Puis, il fit annoncer par les journaux qu’il inviterait tous les gens connus dans la société parisienne à contempler, chez lui, un soir, l’œuvre magistrale du maître étranger, afin qu’on ne pût pas dire qu’il avait séquestré une œuvre d’art.
Sa maison serait ouverte. Y viendrait qui voudrait. Il suffirait de montrer à la porte la lettre de convocation.
Elle était rédigée ainsi : « Monsieur et Madame Walter vous prient de leur faire l’honneur de venir voir chez eux, le 30
décembre, de neuf heures à minuit, la toile de Karl Marcowitch : Jésus marchant sur les flots, éclairée à « la lumière électrique ».
Puis, en post-scriptum, en toutes petites lettres, on pouvait lire : « On dansera après minuit. »

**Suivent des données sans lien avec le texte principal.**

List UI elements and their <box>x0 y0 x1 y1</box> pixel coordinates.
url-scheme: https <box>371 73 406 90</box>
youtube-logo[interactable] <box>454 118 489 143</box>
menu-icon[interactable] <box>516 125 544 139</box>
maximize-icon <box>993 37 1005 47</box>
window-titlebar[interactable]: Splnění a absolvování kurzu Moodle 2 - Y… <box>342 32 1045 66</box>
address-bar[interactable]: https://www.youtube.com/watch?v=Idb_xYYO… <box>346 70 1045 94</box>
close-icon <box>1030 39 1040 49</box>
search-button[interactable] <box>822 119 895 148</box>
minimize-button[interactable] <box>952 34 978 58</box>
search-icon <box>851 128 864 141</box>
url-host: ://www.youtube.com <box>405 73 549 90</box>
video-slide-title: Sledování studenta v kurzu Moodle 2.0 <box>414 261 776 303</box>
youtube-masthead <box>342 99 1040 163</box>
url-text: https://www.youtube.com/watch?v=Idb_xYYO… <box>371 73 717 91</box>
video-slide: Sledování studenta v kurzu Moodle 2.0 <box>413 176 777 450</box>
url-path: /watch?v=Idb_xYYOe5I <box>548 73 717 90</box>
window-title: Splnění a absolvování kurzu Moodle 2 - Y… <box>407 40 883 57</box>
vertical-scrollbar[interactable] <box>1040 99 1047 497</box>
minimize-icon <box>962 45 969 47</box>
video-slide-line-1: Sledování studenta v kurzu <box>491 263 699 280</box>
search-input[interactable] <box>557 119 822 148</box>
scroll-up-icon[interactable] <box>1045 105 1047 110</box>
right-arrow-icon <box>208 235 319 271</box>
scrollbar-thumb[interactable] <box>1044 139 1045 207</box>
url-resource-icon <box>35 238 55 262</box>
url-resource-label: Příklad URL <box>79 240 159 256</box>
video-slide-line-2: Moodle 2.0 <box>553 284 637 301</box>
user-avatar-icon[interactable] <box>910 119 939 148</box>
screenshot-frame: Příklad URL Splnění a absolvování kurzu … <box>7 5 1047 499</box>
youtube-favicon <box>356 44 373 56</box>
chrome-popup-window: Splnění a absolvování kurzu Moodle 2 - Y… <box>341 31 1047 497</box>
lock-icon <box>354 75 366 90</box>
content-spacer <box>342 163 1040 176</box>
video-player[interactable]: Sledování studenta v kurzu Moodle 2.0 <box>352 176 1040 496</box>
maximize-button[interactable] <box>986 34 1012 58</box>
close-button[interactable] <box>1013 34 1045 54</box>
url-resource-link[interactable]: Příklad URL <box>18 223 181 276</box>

Donc, ceux qui voudraient rester resteraient, et parmi ceux-là les Walter recruteraient leurs connaissances du lendemain.
Les autres regarderaient la toile, l’hôtel et les propriétaires, avec une curiosité mondaine, insolente ou indifférente, puis s’en iraient comme ils étaient venus. Et le père Walter savait bien qu’ils reviendraient, plus tard, comme ils étaient allés chez ses frères israélites devenus riches comme lui.
Il fallait d’abord qu’ils entrassent dans sa maison, tous les pannés titrés qu’on cite dans les feuilles ; et ils y entreraient pour voir la figure d’un homme qui a gagné cinquante millions en six semaines ; ils y entreraient aussi pour voir et compter ceux qui viendraient là ; ils y entreraient encore parce qu’il avait eu le bon goût et l’adresse de les appeler à admirer un tableau chrétien chez lui, fils d’Israël.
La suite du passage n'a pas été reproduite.